Marguerite de Navarre, L’Heptaméron des Nouvelles, « Prologue »,
éd. Nicole Cazauran, Gallimard, folio classiques, 2000, pp. 64-65.

 
 


Benoît Autiquet

18/05/2013

Coincés par la crue du Gave, les protagonistes de L’Heptaméron vont devoir passer dix jours ensemble. Contrairement à Oisille qui renonce à toute autre activité que celle de lire les « écritures saintes », Parlamente ne refuse pas le « passetemps » sexuel proposé par Hircan, son mari, pour des raisons morales. En effet, elle « aurait bien de quoi se récompenser » des plaisirs corporels : pas de quoi se sentir coupable. Mais ce « passetemps » empêcherait la cohésion du groupe. Ainsi est différé le moment où deux corps s’élisent, pour favoriser l’épanouissement d’une communauté dont les membres sont contraints de se lier par les circonstances.

Je pense à une scène des Valseuses, où Gérard Depardieu, flanqué de Patrick Dewaere, dit à deux jeunes filles qu’il rencontre au bowling : « On va pas paumer notre soirée à faire les guignols avec des boules au bout des bras. Comme de toute façon ça va se terminer à l’horizontale, autant y aller tout de suite, vous trouvez pas ? » - « Qu’est-ce que vous en savez si on va se retrouver à l’horizontal ? », répond une des jeunes filles, et elles s’en vont en se récriant et en les traitant de « paysans ». D’un côté, refus de l’activité sexuelle, attitude effarouchée, mépris social ; de l’autre, mauvais garçons maniant avec brio la langue d’Audiard, simplicité des relations enfin dénuée de toutes conventions bourgeoises.
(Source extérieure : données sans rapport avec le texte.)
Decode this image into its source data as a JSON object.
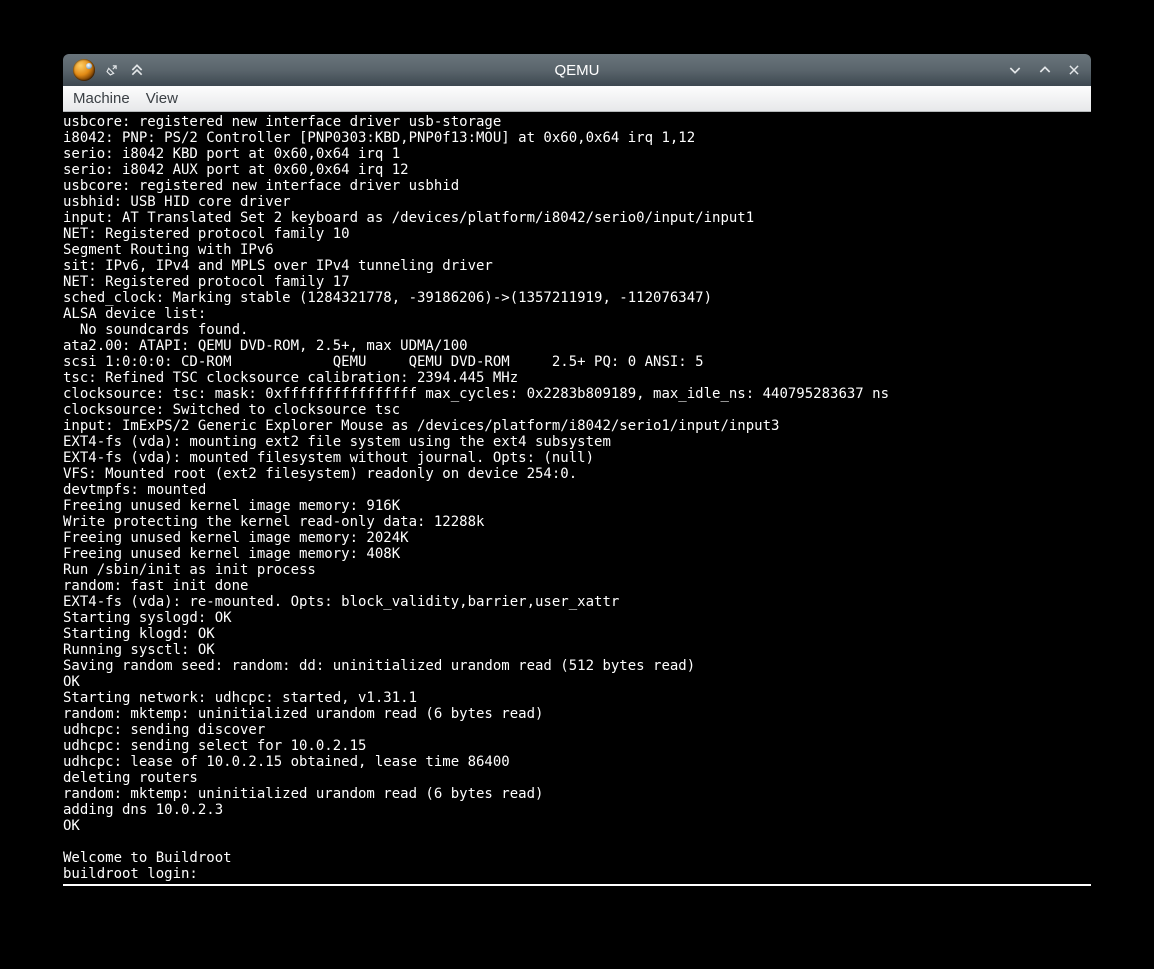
{
  "titlebar": {
    "title": "QEMU"
  },
  "menubar": {
    "machine": "Machine",
    "view": "View"
  },
  "terminal": {
    "lines": [
      "usbcore: registered new interface driver usb-storage",
      "i8042: PNP: PS/2 Controller [PNP0303:KBD,PNP0f13:MOU] at 0x60,0x64 irq 1,12",
      "serio: i8042 KBD port at 0x60,0x64 irq 1",
      "serio: i8042 AUX port at 0x60,0x64 irq 12",
      "usbcore: registered new interface driver usbhid",
      "usbhid: USB HID core driver",
      "input: AT Translated Set 2 keyboard as /devices/platform/i8042/serio0/input/input1",
      "NET: Registered protocol family 10",
      "Segment Routing with IPv6",
      "sit: IPv6, IPv4 and MPLS over IPv4 tunneling driver",
      "NET: Registered protocol family 17",
      "sched_clock: Marking stable (1284321778, -39186206)->(1357211919, -112076347)",
      "ALSA device list:",
      "  No soundcards found.",
      "ata2.00: ATAPI: QEMU DVD-ROM, 2.5+, max UDMA/100",
      "scsi 1:0:0:0: CD-ROM            QEMU     QEMU DVD-ROM     2.5+ PQ: 0 ANSI: 5",
      "tsc: Refined TSC clocksource calibration: 2394.445 MHz",
      "clocksource: tsc: mask: 0xffffffffffffffff max_cycles: 0x2283b809189, max_idle_ns: 440795283637 ns",
      "clocksource: Switched to clocksource tsc",
      "input: ImExPS/2 Generic Explorer Mouse as /devices/platform/i8042/serio1/input/input3",
      "EXT4-fs (vda): mounting ext2 file system using the ext4 subsystem",
      "EXT4-fs (vda): mounted filesystem without journal. Opts: (null)",
      "VFS: Mounted root (ext2 filesystem) readonly on device 254:0.",
      "devtmpfs: mounted",
      "Freeing unused kernel image memory: 916K",
      "Write protecting the kernel read-only data: 12288k",
      "Freeing unused kernel image memory: 2024K",
      "Freeing unused kernel image memory: 408K",
      "Run /sbin/init as init process",
      "random: fast init done",
      "EXT4-fs (vda): re-mounted. Opts: block_validity,barrier,user_xattr",
      "Starting syslogd: OK",
      "Starting klogd: OK",
      "Running sysctl: OK",
      "Saving random seed: random: dd: uninitialized urandom read (512 bytes read)",
      "OK",
      "Starting network: udhcpc: started, v1.31.1",
      "random: mktemp: uninitialized urandom read (6 bytes read)",
      "udhcpc: sending discover",
      "udhcpc: sending select for 10.0.2.15",
      "udhcpc: lease of 10.0.2.15 obtained, lease time 86400",
      "deleting routers",
      "random: mktemp: uninitialized urandom read (6 bytes read)",
      "adding dns 10.0.2.3",
      "OK",
      "",
      "Welcome to Buildroot",
      "buildroot login: "
    ]
  }
}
Le genre de scène qui doit faire encore rire ceux pour qui le féminisme, déviance petite-bourgeoise ou importation de la pudibonderie nord-américaine, a dégradé les relations de séduction entre les hommes et les femmes. Pour ma part, j’apprends de Parlamente qu’il n’est pas moins naturel et plaisant de former un groupe avec celles et ceux que je dois fréquenter - parce qu’ils appartiennent à un groupe auquel j’appartiens, au moins temporairement – que de faire l’amour. Et je m’étonne que, malgré la proximité temporelle, ma plus grande familiarité avec le cinéma, le rire que déclenche en moi certaines scènes des Valseuses - toutes choses qui me porteraient à aimer Blier -, je préfère, après un effort de lecture et de relecture de ce texte que je dois lire parce que c’est mon métier, me lier avec Marguerite de Navarre.